Me dejó mosca desde el principio que entrara al trapo y hablara de esos asuntos, pretendiendo que él y su señora eran uña y carne, que ella era lo más importante para él, etc., etc. Jopé, si no quieres que se metan en tus cosas privadas, dices que están fuera del temario y que no vas a discutir sobre ellas, te callas y ya está.
Todo el tinglado que ha montado ahora a costa de su romance con una señorita que no sé ni quién es (pero guapita ella), atrayendo a la prensa para que refleje sus éxitos amorosos, es de vergüenza.
O quieres tener intimidad o quieres tener espectáculo.
Lo que quiere, evidentemente, es tener espectáculo.
Primero (aunque supongo que no principal), para desquitarse. Así deja de ser a efectos mediáticos un abandonado, y se convierte en un conquistador, con lo cual le da en los morros a su ex.

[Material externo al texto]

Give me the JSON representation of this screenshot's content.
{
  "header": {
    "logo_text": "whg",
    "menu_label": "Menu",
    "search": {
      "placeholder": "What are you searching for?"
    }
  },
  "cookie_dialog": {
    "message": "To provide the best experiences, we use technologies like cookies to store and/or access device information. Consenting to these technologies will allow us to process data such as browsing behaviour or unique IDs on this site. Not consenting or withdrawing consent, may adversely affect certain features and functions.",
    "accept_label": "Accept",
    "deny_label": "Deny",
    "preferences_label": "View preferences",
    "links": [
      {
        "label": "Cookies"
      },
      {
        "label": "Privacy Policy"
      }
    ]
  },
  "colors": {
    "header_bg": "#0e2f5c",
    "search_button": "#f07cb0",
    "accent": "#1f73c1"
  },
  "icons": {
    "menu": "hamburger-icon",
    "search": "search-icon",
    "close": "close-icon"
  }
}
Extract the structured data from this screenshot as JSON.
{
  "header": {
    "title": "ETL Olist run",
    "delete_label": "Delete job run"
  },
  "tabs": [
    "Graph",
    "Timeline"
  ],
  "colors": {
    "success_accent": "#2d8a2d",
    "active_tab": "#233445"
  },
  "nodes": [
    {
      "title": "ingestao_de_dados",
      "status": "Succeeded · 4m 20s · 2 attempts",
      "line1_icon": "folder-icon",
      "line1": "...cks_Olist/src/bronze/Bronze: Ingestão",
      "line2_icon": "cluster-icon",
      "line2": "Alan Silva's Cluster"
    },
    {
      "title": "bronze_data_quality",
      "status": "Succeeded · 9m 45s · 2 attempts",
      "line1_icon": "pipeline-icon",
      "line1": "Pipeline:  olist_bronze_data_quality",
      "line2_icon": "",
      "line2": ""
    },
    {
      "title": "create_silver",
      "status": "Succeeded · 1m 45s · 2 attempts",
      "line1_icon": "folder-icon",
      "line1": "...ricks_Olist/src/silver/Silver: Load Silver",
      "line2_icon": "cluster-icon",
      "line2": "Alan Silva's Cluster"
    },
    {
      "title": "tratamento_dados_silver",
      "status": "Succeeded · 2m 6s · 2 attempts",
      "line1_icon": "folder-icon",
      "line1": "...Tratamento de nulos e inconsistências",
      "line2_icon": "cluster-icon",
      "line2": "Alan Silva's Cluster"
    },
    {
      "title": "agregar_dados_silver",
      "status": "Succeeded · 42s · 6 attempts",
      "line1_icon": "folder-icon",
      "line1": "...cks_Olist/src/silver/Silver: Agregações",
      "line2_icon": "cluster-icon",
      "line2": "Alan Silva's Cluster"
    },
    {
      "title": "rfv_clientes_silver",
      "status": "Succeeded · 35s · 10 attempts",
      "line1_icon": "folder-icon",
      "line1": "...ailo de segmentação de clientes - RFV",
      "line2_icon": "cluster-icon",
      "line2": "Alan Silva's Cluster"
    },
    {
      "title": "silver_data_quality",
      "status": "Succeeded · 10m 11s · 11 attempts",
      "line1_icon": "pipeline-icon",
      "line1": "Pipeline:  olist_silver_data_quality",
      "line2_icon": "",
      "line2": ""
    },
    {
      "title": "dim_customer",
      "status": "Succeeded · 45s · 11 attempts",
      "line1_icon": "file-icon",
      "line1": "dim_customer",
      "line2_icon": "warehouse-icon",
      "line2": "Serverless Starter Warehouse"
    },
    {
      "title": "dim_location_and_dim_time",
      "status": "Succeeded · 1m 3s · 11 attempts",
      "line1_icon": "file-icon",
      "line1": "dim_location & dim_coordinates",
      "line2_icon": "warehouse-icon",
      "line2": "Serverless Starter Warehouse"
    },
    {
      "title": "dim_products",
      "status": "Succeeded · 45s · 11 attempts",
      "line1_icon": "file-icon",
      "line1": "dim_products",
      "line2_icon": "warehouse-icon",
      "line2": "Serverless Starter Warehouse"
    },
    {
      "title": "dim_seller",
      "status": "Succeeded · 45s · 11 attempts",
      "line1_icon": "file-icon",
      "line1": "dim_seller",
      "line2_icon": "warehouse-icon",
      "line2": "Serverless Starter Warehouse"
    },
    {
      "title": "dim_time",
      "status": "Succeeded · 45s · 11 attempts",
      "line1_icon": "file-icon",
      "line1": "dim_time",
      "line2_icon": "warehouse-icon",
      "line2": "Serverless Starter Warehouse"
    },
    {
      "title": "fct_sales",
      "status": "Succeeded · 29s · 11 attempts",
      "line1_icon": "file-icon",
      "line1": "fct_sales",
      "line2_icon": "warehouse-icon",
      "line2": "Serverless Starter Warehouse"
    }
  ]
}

Segundo, para contribuir a sus maniobras de distracción, en las que es especialista. Lo que le importa es que los medios de comunicación no pongan el foco en los problemas sociales de Francia, que son muchos y peliagudos, y se entretengan con naderías. Que si él está en Egipto, no se sabe si para robar otro obelisco. Que si lleva gafas tal, reloj cual y pantalones color no sé qué. Que si la chica guapita que le coge de la manita va vestida con un modelo de este o del otro.
De todos modos, no es que Sarkozy o Berlusconi o cualquiera de estos políticos mediáticos tengan una técnica extraordinaria para manejar a los medios. Es que los medios les están diciendo día a día: “¡Manéjanos!”.